U.S. Customs and Border Protection (CBP) has officially announced its intent to eliminate its use of paper I-94 arrival/departure cards, now given to temporary foreign visitors and workers at the time of their admission to the United States.  Instead of giving paper I-94 admission cards to foreign travelers, an I-94 record of admission will automatically be created and electronically attached to each traveler’s identity.   

CBP will still stamp foreign travelers’ passports at entry, and annotate the stamp with the class of admission and the period of authorized stay.  I-94 admission data will also be accessible and printable through an Internet portal, which can be accessed by travelers at http://www.cbp.gov/I94.   

CBP reports that the web portal for accessing electronic I-94 information will require multiple data points to log in and view admission data, including the following: 

  • Traveler’s name as listed on their passport or U.S. visa;
  • Passport number;
  • Country of citizenship;
  • Date of birth;
  • Date of entry;
  • Place of entry. 

Initially, to implement I-94 automation, CBP will begin to stop issuing paper I-94 cards in late April 2013 to travelers arriving by air and sea at certain Ports of Entry.  The initiative will be rolled out in phases by region, with the following key provisions: 

  • Week 1, beginning April 30, 2013, I-94 automation at airports will occur at Chicago O’Hare, Miami, Charlotte, Orlando and Las Vegas.
  • Week 2, beginning May 07, 2013, I-94 automation is expected at other major airports, including New York, Newark, Boston, Philadelphia, Baltimore/Washington, Detroit and Houston.
  • I-94 automation is expected to be phased into operations at West Coast airports and seaports—including Seattle, Portland, Los Angeles, San Francisco, Hawaii and Alaska— during the week of May 14, 2013.
  • At land border Ports of Entry in Canada and Mexico, temporary visitors and workers entering the United States, will continue to be issued paper I-94 cards until further notice. 
  • Individuals in a few select categories of admission, such as asylees and refugees, will continue to be issued paper I-94 cards no matter where they enter the United States. 
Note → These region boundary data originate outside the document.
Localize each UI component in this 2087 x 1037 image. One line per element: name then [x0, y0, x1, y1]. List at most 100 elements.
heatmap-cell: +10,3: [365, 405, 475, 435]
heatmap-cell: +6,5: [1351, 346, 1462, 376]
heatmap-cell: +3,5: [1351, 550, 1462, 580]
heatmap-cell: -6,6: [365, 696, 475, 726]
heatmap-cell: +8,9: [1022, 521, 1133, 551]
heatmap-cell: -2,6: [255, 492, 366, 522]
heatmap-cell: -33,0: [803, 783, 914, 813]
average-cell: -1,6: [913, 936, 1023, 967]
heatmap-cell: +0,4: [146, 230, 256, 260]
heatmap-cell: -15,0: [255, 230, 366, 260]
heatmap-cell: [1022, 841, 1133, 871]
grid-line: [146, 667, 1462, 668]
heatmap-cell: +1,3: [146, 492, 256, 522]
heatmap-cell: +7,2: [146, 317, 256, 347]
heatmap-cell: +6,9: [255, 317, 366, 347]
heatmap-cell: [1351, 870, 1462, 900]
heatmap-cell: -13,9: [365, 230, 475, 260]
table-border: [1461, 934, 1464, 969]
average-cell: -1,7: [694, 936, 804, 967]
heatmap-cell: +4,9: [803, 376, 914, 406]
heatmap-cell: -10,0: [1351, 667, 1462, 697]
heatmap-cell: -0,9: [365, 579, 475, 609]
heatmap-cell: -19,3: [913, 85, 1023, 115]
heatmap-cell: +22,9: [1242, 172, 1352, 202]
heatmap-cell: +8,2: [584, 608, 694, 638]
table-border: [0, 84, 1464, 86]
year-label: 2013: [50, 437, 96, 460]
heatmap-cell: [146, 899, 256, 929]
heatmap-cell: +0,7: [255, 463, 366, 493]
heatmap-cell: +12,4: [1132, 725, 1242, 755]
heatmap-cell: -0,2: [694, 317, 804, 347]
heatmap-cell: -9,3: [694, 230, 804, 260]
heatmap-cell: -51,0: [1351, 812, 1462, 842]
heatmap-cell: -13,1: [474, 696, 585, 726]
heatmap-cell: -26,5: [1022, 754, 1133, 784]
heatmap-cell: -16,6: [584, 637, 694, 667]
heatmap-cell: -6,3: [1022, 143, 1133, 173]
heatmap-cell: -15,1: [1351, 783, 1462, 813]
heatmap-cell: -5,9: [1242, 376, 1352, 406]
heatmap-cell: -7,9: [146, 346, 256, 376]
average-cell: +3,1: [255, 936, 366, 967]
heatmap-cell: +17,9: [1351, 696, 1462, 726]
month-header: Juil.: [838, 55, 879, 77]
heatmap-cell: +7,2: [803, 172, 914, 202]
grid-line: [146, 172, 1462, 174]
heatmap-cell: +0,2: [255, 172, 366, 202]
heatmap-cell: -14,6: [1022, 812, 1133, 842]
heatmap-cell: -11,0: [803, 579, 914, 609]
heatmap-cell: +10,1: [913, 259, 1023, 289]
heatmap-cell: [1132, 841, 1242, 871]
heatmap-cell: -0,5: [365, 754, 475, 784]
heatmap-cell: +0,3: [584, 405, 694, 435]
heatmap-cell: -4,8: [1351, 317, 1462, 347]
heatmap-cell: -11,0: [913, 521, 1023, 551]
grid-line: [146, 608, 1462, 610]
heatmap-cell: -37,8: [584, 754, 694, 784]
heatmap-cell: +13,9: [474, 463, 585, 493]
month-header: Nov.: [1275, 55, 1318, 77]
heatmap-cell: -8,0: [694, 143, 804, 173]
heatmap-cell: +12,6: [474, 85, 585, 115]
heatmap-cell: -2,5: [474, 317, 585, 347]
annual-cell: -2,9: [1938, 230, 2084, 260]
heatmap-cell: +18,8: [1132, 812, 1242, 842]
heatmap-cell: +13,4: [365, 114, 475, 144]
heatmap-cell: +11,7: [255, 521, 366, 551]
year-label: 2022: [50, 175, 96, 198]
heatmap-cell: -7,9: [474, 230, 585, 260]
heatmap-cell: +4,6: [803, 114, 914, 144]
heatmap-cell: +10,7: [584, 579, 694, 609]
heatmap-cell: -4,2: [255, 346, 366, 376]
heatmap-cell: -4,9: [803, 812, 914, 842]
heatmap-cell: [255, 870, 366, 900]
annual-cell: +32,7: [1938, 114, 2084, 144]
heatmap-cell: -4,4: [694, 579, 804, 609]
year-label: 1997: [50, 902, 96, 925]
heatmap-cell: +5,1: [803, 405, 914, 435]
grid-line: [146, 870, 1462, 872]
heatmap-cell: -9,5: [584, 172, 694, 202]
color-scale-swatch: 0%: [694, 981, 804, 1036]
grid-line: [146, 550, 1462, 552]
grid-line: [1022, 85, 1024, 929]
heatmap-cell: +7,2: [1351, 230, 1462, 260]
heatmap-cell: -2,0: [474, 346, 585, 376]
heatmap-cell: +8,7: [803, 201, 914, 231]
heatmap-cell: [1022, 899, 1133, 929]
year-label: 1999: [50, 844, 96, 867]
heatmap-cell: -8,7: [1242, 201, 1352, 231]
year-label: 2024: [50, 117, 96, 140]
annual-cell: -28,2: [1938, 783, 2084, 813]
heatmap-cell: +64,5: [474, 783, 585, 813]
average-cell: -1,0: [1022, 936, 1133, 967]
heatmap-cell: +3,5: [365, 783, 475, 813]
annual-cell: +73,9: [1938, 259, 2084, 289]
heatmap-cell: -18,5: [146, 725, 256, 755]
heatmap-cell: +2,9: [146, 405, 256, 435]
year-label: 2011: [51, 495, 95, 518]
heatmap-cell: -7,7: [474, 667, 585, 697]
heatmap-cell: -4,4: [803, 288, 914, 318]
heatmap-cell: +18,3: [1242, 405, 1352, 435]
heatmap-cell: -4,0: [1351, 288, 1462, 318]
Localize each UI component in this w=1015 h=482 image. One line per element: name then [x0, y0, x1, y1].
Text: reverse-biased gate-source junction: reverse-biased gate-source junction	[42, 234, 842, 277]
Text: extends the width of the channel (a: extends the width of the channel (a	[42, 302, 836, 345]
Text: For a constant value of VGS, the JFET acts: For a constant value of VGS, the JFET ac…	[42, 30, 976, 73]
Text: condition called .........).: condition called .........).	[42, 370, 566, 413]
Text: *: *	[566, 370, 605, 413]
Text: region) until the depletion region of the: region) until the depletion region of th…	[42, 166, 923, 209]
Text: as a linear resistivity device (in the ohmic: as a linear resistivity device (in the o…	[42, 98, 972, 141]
This change stands to have a wide-ranging impact on both foreign nationals and U.S. businesses.  I-94 admissions records are critically important, as they prove foreign nationals’ authorized status and period of stay in the country, and are routinely relied on by federal, state and local government agencies to issue driver’s licenses, Social Security numbers and other documents needed for individuals to live and work in the United States.  In turn, these U.S. identity documents are often necessary to facilitate U.S. employment.

I-94 admissions records in the post-paper era will present new challenges and problems as glitches in the new data integration systems are exposed.  Accordingly, Human Resources professionals and foreign workers alike should become familiar with the I-94 elimination initiative to attempt to avoid common points of confusion.  Lane Powell has published a set of Questions and Answers  with more detailed information about I-94 automation and its impact on foreign nationals and U.S. businesses.  CBP has also published a press release and a fact sheet regarding this policy change on its website.